Dito tudo isso, Assassin’s Creed Shadows é um título excepcional. Embora talvez o título se beneficiasse mais se focasse apenas em uma protagonista, já que grande parte dos seus elementos parecem muito mais voltados para o Stealth do que para o combate, ele funciona bem dentro do escopo que se propõe. Yasuke acaba ficando um pouco de lado, mas ainda assim contribui bastante para a narrativa como um todo, mesmo que, com a possibilidade de focar em um protagonista só durante grande parte do jogo, acaba sendo fácil deixá-lo um pouco de lado (ou vice-versa se preferir).

Assassin's Creed Shadows

Durante todo o processo de marketing e desenvolvimento do jogo, uma mensagem parecia bem clara, quase como uma declaração de objetivo, que era a intenção da Ubisoft de fazer de Assassin’s Creed Shadows o “Assassin’s Creed definitivo”. E, sinceramente, o jogo chega muito perto de fazer exatamente isso. De certa forma ele consegue, entregando uma experiência que traz muitos elementos excepcionais e que agradará a cada grupo de fãs dentro da fanbase do jogo, fazendo basicamente tudo muito bem.

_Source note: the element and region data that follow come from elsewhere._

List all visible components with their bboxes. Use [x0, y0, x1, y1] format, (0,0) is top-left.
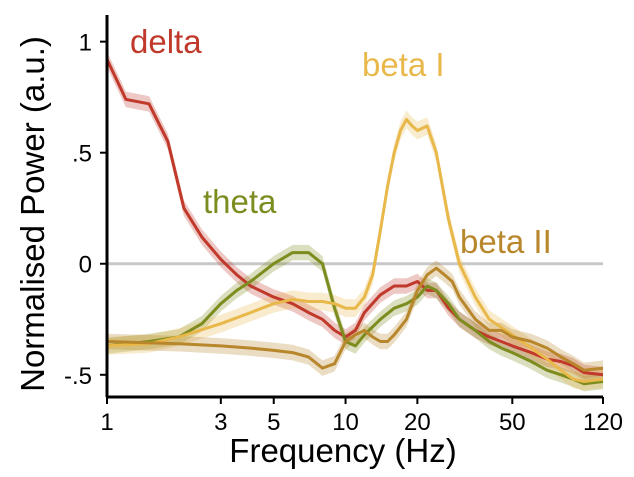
x-tick-label: 10 [332, 409, 359, 436]
beta-i-series-label: beta I [362, 46, 445, 83]
x-tick-label: 120 [583, 409, 623, 436]
x-tick-label: 20 [404, 409, 431, 436]
theta-series-label: theta [203, 183, 277, 220]
beta-ii-band [107, 260, 603, 379]
theta-line [106, 251, 604, 386]
y-tick-label: 1 [79, 30, 92, 57]
beta-i-line [106, 117, 604, 383]
x-tick-label: 3 [214, 409, 227, 436]
series-lines [105, 58, 604, 386]
beta-ii-series-label: beta II [460, 223, 552, 260]
delta-series-label: delta [130, 23, 202, 60]
x-tick-label: 50 [499, 409, 526, 436]
ticks: 1 .5 0 -.5 1 3 5 10 20 50 120 [64, 30, 623, 436]
y-tick-label: 0 [79, 252, 92, 279]
x-axis-title: Frequency (Hz) [229, 432, 456, 469]
x-tick-label: 1 [100, 409, 113, 436]
y-tick-label: -.5 [64, 363, 92, 390]
beta-ii-line [106, 266, 604, 372]
y-tick-label: .5 [72, 141, 92, 168]
theta-band [107, 244, 603, 392]
delta-line [105, 58, 604, 377]
series-labels: delta theta beta I beta II [130, 23, 552, 260]
x-tick-label: 5 [267, 409, 280, 436]
y-axis-title: Normalised Power (a.u.) [14, 36, 51, 392]
axes [105, 15, 603, 399]
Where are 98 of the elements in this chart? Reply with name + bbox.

Os poucos elementos em que o jogo tropeça, como o fato da narrativa ser tão voltada pra Naoe, mas sentir a necessidade de encaixar Yasuke aqui para ter um protagonista masculino, ainda assim não o impedem de ser um jogo do mais alto escalão da série. O próprio problema com o Yasuke, por mais que ele se estabeleça como parte importante da história e, bem, jogar com um samurai sempre seja bem-vindo, é mais por parecer algo forçado na narrativa por medo dos jogadores não aceitarem uma protagonista feminina (um problema recorrente na franquia já há alguns títulos) do que pelo Yasuke em si, que tem um arco narrativo bem interessante e bem legal que se conecta bem com os acontecimentos aqui e a própria lore da franquia.

Enfim, Assassin’s Creed Shadows é um título excepcional e que merece todos os elogios destilados a ele aqui. Seja você um fã de longa data que vem acompanhando a jornada da série desde 2007 ou um novato interessado em explorar o Japão, o jogo traz tanta coisa que irá te agradar, tantos elementos distintos e funcionais de gameplay e uma história tão envolvente e agradável que só nos resta dizer que, no fim das contas, ele fez jus ao hype.

Jogo analisado no PS5 com código fornecido pela Ubisoft.

Veredito

Ancorado na força de Naoe como protagonista e o foco renovado em seu gameplay de stealth, Assassin’s Creed Shadows é mais um retumbante acerto da franquia. Seu único tropeço fica por não conseguir colocar Yasuke no mesmo patamar que sua companheira, algo menor quando tantos outros elementos o tornam obrigatório para interessados na série ou na ambientação.